Appalachian State against that Coastal Carolina team, the saviors of the 2020 season for me, on a Wednesday night was fate as written by the Football Gods. And man, did they deliver.
I’ve written before about the aura of that game; how it underscored in an age of Playoff obsession that conference championships and regional rivalries matter; how the Sun Belt got it right when to came to shaping its future.
Beyond just football, however, Boone wowed me with its natural beauty. Visiting brought to life so many memories. Not bad for the home of a slack Div. II team.
The various mentions of Florida State in the film are in homage to Burt Reynolds, a Seminole football alum and Paul Crewe in the original Longest Yard. While I long ago outgrew the humor of most Sandler movies, I appreciate how he weaves both his knowledge of sports and little nods like that into his scripts.
Remember when distributors would release films to theaters, they’d have runs of a month or more, depending on popularity, and wouldn’t be available for home release until a good 5-7 months later? We’ve come a long way.

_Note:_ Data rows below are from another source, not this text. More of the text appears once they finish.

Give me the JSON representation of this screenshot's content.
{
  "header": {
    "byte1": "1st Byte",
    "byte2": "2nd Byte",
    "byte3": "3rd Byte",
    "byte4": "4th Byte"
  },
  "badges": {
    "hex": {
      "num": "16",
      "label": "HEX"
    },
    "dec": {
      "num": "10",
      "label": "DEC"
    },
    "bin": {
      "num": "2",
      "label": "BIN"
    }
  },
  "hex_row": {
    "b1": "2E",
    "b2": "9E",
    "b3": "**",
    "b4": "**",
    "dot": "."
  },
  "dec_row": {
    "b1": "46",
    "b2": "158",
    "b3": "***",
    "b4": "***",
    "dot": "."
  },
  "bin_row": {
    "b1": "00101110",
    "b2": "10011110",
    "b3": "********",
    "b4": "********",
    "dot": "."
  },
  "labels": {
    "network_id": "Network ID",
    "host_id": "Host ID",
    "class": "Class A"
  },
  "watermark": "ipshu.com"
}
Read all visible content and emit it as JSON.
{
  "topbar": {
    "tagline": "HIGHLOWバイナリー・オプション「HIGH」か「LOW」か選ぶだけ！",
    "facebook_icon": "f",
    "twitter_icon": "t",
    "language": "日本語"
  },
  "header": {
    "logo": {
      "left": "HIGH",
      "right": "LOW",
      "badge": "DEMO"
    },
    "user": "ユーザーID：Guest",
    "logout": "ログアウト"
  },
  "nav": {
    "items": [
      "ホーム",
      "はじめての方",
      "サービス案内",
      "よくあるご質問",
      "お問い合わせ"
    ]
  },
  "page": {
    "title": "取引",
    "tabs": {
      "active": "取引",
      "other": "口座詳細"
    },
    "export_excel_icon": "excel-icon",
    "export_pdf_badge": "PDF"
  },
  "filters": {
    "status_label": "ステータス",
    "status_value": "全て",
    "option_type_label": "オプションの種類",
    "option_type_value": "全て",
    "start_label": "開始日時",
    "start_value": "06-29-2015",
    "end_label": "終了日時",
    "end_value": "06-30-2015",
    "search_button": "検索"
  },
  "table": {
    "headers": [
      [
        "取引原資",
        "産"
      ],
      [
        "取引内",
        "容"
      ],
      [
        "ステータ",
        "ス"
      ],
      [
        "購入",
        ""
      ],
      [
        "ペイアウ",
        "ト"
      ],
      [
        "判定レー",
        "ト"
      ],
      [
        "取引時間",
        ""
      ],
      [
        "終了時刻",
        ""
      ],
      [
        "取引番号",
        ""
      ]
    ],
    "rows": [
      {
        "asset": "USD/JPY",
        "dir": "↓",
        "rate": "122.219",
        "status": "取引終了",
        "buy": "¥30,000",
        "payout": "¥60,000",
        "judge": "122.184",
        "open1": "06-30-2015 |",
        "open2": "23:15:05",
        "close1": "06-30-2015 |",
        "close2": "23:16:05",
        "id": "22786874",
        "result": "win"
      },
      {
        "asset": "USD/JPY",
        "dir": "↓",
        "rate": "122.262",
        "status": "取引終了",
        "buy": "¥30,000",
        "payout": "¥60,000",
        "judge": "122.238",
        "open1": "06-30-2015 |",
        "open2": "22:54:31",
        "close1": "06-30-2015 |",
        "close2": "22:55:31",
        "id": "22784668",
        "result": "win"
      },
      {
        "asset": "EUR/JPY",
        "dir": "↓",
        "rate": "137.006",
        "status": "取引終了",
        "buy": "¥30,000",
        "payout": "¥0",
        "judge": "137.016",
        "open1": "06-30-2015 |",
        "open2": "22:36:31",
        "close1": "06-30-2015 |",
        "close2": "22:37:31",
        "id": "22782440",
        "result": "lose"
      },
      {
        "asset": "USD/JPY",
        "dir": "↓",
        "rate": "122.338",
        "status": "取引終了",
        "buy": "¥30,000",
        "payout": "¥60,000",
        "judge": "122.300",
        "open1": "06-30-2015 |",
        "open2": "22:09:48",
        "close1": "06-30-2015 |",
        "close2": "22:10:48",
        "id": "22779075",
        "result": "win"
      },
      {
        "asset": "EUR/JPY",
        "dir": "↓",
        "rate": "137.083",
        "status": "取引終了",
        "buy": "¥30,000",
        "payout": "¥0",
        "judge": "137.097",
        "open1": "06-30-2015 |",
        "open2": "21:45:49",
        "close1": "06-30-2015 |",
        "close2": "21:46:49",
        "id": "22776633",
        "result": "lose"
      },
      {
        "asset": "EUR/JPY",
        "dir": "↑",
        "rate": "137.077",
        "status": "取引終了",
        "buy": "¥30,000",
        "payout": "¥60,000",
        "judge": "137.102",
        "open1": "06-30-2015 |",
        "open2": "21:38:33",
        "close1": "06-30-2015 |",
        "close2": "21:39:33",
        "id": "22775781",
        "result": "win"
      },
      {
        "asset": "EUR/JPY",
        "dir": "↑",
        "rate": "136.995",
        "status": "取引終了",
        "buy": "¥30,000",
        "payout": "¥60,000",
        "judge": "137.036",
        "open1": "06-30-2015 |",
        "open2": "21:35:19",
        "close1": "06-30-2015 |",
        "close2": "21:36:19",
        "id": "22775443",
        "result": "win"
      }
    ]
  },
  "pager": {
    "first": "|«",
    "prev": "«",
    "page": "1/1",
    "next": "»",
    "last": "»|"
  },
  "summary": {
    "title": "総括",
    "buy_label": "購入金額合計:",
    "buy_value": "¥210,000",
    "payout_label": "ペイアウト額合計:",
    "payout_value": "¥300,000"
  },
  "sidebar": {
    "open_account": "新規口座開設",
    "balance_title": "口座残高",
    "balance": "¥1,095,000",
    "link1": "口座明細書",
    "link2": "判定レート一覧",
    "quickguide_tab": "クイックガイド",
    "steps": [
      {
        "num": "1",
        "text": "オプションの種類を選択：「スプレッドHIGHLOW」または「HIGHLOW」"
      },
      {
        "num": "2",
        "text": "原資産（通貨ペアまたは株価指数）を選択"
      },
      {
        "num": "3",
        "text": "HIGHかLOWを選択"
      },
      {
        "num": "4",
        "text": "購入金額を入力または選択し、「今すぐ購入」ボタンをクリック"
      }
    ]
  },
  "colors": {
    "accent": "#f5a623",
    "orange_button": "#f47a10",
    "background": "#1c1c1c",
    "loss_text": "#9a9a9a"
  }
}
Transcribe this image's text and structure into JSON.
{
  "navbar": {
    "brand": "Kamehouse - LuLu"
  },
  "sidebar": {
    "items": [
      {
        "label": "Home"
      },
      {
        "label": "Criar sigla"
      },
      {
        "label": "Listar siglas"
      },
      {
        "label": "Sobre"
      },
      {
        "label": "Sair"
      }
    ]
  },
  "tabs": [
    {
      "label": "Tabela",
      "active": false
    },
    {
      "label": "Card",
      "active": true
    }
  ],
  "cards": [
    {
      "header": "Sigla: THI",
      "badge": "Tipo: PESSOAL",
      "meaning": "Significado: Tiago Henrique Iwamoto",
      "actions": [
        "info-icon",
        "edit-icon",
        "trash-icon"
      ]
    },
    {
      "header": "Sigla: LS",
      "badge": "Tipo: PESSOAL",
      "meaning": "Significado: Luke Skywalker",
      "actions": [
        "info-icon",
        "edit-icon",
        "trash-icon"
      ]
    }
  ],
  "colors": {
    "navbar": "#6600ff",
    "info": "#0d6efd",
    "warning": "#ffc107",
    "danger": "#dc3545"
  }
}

I highly recommend John U. Bacon’s book Three & Out on Rich Rod’s stint at Michigan. I came away from reading it firmly believing had Rodriguez been given support, he would have gotten the Wolverines going — and with a head-start on rival Ohio State in cultivating a modern offense against a Big Ten resistant to change. But that’s a discussion for another time.
Look, I was a college kid on Pacific Time, OK? An 8 a.m. wake-up on a Saturday in those days, I may as well have been a cattle rancher. Today as a parent, if I ever sleep until 8, I’d need a toxicology report to ensure no one drugged me the night before.